Liam Fray: Oasis at Bolton Reebok Stadium. "It was hilarious. Me, Campbell and Conan went. The ticket said 'Doors 3.30pm'. Nobody bothered to tell us they were on at 9pm! We were only about 14 or 15, turned up at 4pm and had five hours to hassle people to get us beer. Johnny Marr And The Healers and the Happy Mondays were on as well. Not a bad first gig, that."
James Murphy, LCD Soundsystem: The Ramones, 1985, City Gardens, Trenton, New Jersey. "I was never all that into the Ramones but it seemed like a rite of passage to be kid listening to weird music. It was really loud but I thought they’d be weirder. I had the same impression of the Sex Pistols too, I just thought 'this sounds like The Go Gos'."
Jamie Reynolds, Klaxons: Vanilla Ice at Bournemouth International Centre. "It was absolutely mind-blowing. I went with my best friend David Robinson at the time. His dad took us and we were far too young to be down amongst the front but we ran away from the seating and went down the barrier watching the guy. Again I think it was this rebellious thing watching this hard weird guy rap."

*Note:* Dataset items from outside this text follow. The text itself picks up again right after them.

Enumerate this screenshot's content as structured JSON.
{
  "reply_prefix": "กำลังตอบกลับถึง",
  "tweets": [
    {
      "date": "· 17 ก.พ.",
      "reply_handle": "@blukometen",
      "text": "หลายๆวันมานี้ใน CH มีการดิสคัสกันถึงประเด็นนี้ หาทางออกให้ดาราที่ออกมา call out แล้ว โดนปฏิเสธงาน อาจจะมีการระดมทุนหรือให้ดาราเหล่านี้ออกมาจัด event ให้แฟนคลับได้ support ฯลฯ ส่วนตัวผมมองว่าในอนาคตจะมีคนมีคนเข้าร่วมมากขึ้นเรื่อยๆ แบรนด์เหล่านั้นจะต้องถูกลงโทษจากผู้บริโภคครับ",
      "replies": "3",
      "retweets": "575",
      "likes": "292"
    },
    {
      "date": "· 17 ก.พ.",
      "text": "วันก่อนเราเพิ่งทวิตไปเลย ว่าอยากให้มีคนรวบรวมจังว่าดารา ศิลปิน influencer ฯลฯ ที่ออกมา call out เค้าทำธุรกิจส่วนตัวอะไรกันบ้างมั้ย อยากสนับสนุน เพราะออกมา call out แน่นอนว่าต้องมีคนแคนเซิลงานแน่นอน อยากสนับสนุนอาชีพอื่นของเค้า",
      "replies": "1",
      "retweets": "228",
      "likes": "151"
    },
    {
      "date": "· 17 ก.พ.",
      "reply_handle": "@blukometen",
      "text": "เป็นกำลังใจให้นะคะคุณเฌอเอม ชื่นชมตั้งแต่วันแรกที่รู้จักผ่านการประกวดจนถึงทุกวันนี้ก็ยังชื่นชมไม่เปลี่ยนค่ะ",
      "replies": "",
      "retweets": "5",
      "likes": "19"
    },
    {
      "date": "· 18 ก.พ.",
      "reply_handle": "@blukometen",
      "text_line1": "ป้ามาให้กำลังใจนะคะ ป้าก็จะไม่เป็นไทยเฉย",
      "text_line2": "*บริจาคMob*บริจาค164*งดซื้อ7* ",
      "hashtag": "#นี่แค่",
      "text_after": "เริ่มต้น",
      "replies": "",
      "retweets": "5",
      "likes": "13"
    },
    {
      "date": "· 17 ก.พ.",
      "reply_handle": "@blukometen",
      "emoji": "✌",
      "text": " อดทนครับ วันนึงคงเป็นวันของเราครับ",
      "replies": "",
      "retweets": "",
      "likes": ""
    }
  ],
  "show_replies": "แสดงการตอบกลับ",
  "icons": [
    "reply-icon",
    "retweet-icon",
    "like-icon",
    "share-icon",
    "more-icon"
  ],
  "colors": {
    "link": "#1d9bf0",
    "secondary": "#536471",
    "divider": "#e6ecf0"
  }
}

Dave Sitek, TV On The Radio: John Denver. "I think I was 7 or 8. My dad won tickets from a radio show. Then we got to meet him and go on his bus. I think I was like 'guitars are neat' or something. The second gig was [legendary British Oi! Punkers] The Exploited and Charged GBH, so it was kind of a leap of extremes."
Bret Easton Ellis: X in Los Angeles. "The first concert I remember going to on my own was a band called X who I followed a lot when they started playing in LA. They were playing clubs, not venues. That led on to The Go Go's, Elvis Costello, The Psychedelic Furs, Squeeze, those were the formative concerts that I remember going to when I was a kid."

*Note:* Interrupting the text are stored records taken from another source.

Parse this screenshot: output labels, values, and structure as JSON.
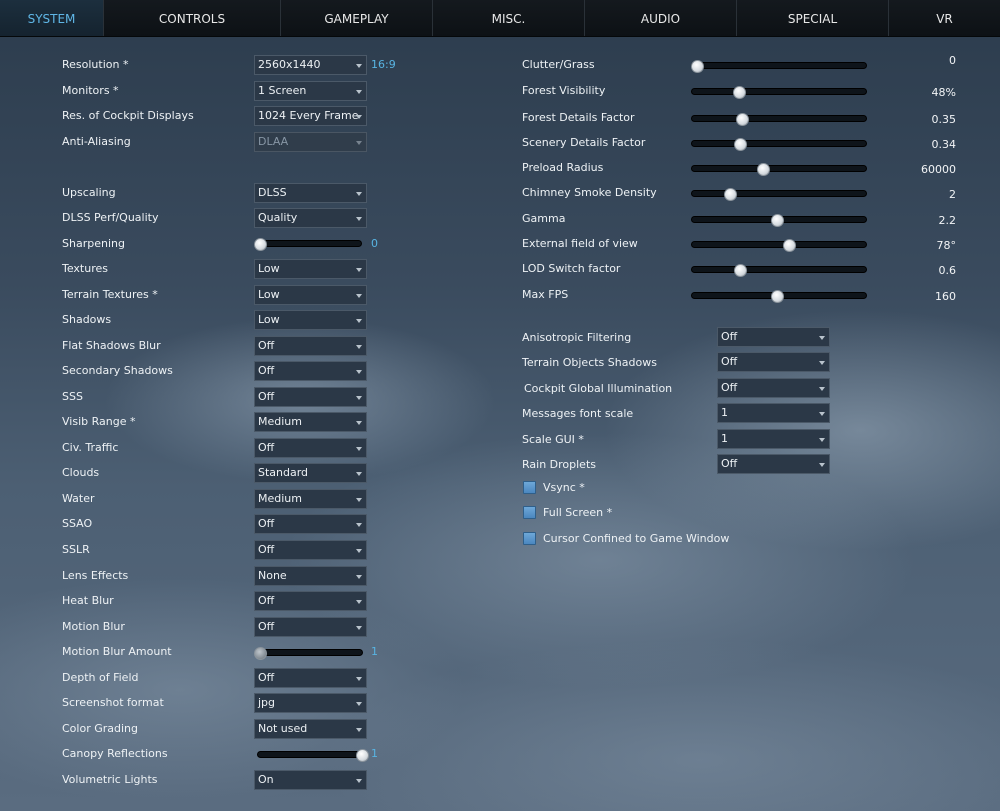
{
  "tabs": [
    "SYSTEM",
    "CONTROLS",
    "GAMEPLAY",
    "MISC.",
    "AUDIO",
    "SPECIAL",
    "VR"
  ],
  "left": {
    "resolution": {
      "label": "Resolution *",
      "value": "2560x1440",
      "ratio": "16:9"
    },
    "monitors": {
      "label": "Monitors *",
      "value": "1 Screen"
    },
    "cockpit_displays": {
      "label": "Res. of Cockpit Displays",
      "value": "1024 Every Frame"
    },
    "anti_aliasing": {
      "label": "Anti-Aliasing",
      "value": "DLAA"
    },
    "upscaling": {
      "label": "Upscaling",
      "value": "DLSS"
    },
    "dlss_quality": {
      "label": "DLSS Perf/Quality",
      "value": "Quality"
    },
    "sharpening": {
      "label": "Sharpening",
      "value": "0",
      "level": 0
    },
    "textures": {
      "label": "Textures",
      "value": "Low"
    },
    "terrain_textures": {
      "label": "Terrain Textures *",
      "value": "Low"
    },
    "shadows": {
      "label": "Shadows",
      "value": "Low"
    },
    "flat_shadows_blur": {
      "label": "Flat Shadows Blur",
      "value": "Off"
    },
    "secondary_shadows": {
      "label": "Secondary Shadows",
      "value": "Off"
    },
    "sss": {
      "label": "SSS",
      "value": "Off"
    },
    "visib_range": {
      "label": "Visib Range *",
      "value": "Medium"
    },
    "civ_traffic": {
      "label": "Civ. Traffic",
      "value": "Off"
    },
    "clouds": {
      "label": "Clouds",
      "value": "Standard"
    },
    "water": {
      "label": "Water",
      "value": "Medium"
    },
    "ssao": {
      "label": "SSAO",
      "value": "Off"
    },
    "sslr": {
      "label": "SSLR",
      "value": "Off"
    },
    "lens_effects": {
      "label": "Lens Effects",
      "value": "None"
    },
    "heat_blur": {
      "label": "Heat Blur",
      "value": "Off"
    },
    "motion_blur": {
      "label": "Motion Blur",
      "value": "Off"
    },
    "motion_blur_amount": {
      "label": "Motion Blur Amount",
      "value": "1",
      "level": 0
    },
    "depth_of_field": {
      "label": "Depth of Field",
      "value": "Off"
    },
    "screenshot_format": {
      "label": "Screenshot format",
      "value": "jpg"
    },
    "color_grading": {
      "label": "Color Grading",
      "value": "Not used"
    },
    "canopy_reflections": {
      "label": "Canopy Reflections",
      "value": "1",
      "level": 1
    },
    "volumetric_lights": {
      "label": "Volumetric Lights",
      "value": "On"
    }
  },
  "right": {
    "sliders": [
      {
        "label": "Clutter/Grass",
        "value": "0",
        "level": 0.02
      },
      {
        "label": "Forest Visibility",
        "value": "48%",
        "level": 0.26
      },
      {
        "label": "Forest Details Factor",
        "value": "0.35",
        "level": 0.28
      },
      {
        "label": "Scenery Details Factor",
        "value": "0.34",
        "level": 0.27
      },
      {
        "label": "Preload Radius",
        "value": "60000",
        "level": 0.4
      },
      {
        "label": "Chimney Smoke Density",
        "value": "2",
        "level": 0.21
      },
      {
        "label": "Gamma",
        "value": "2.2",
        "level": 0.48
      },
      {
        "label": "External field of view",
        "value": "78°",
        "level": 0.55
      },
      {
        "label": "LOD Switch factor",
        "value": "0.6",
        "level": 0.27
      },
      {
        "label": "Max FPS",
        "value": "160",
        "level": 0.48
      }
    ],
    "anisotropic": {
      "label": "Anisotropic Filtering",
      "value": "Off"
    },
    "terrain_objects_shadows": {
      "label": "Terrain Objects Shadows",
      "value": "Off"
    },
    "cockpit_gi": {
      "label": "Cockpit Global Illumination",
      "value": "Off"
    },
    "messages_font_scale": {
      "label": "Messages font scale",
      "value": "1"
    },
    "scale_gui": {
      "label": "Scale GUI *",
      "value": "1"
    },
    "rain_droplets": {
      "label": "Rain Droplets",
      "value": "Off"
    },
    "vsync": {
      "label": "Vsync *",
      "checked": true
    },
    "full_screen": {
      "label": "Full Screen *",
      "checked": true
    },
    "cursor_confined": {
      "label": "Cursor Confined to Game Window",
      "checked": true
    }
  }
}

Jack Steadman, Bombay Bicycle Club: Black Rebel Motorcycle Club in London. "I was 13 and a big loser, I remember thinking 'oh my,
is that a joint going round?' and my mother picked me up afterwards."

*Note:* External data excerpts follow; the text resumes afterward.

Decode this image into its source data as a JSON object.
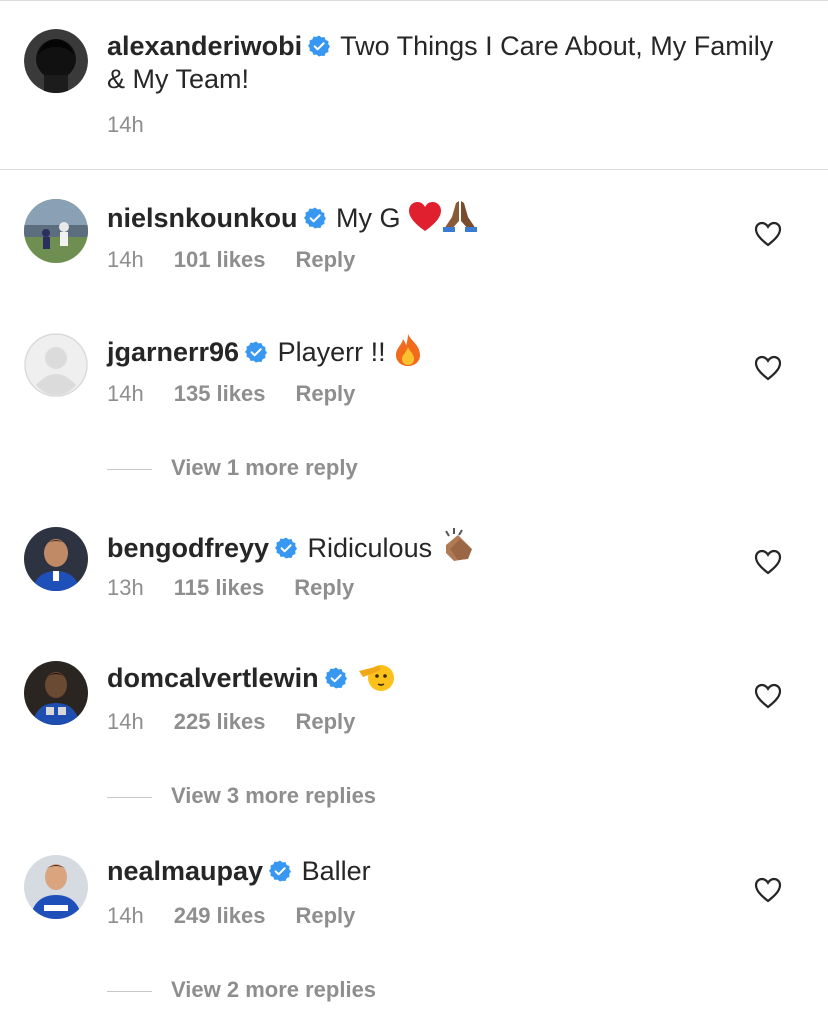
{
  "caption": {
    "username": "alexanderiwobi",
    "text": "Two Things I Care About, My Family & My Team!",
    "time": "14h",
    "avatar_icon": "avatar-dark-hair"
  },
  "comments": [
    {
      "username": "nielsnkounkou",
      "text": "My G",
      "emojis": [
        "red-heart",
        "folded-hands"
      ],
      "time": "14h",
      "likes": "101 likes",
      "reply": "Reply"
    },
    {
      "username": "jgarnerr96",
      "text": "Playerr !!",
      "emojis": [
        "fire"
      ],
      "time": "14h",
      "likes": "135 likes",
      "reply": "Reply",
      "more_replies": "View 1 more reply"
    },
    {
      "username": "bengodfreyy",
      "text": "Ridiculous",
      "emojis": [
        "clapping-hands"
      ],
      "time": "13h",
      "likes": "115 likes",
      "reply": "Reply"
    },
    {
      "username": "domcalvertlewin",
      "text": "",
      "emojis": [
        "saluting-face"
      ],
      "time": "14h",
      "likes": "225 likes",
      "reply": "Reply",
      "more_replies": "View 3 more replies"
    },
    {
      "username": "nealmaupay",
      "text": "Baller",
      "emojis": [],
      "time": "14h",
      "likes": "249 likes",
      "reply": "Reply",
      "more_replies": "View 2 more replies"
    }
  ],
  "colors": {
    "verified": "#3897f0",
    "secondary_text": "#8e8e8e",
    "primary_text": "#262626",
    "divider": "#dbdbdb"
  }
}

Ryan Jarman, The Cribs: Retarded Fish at Unity House, Wakefield. "They were this punk band who used to walk around town with mohawks, but we got kicked out for being underage, so technically it wasn't our first gig. It was probably something like Def Leppard at the Sheffield Arena. I don't remember much about it except that Gary was sick over everything because it was too hot for him."
Nathan Williams, Wavves: Everclear and Third Eye Blind in San Diego. "My mom wouldn’t let me go into the moshpit. She came with me to chaperone, and sister gave the tickets to me as a present. I think I cried, I was ten. I was really sobbing. In a good way though, I did enjoy it."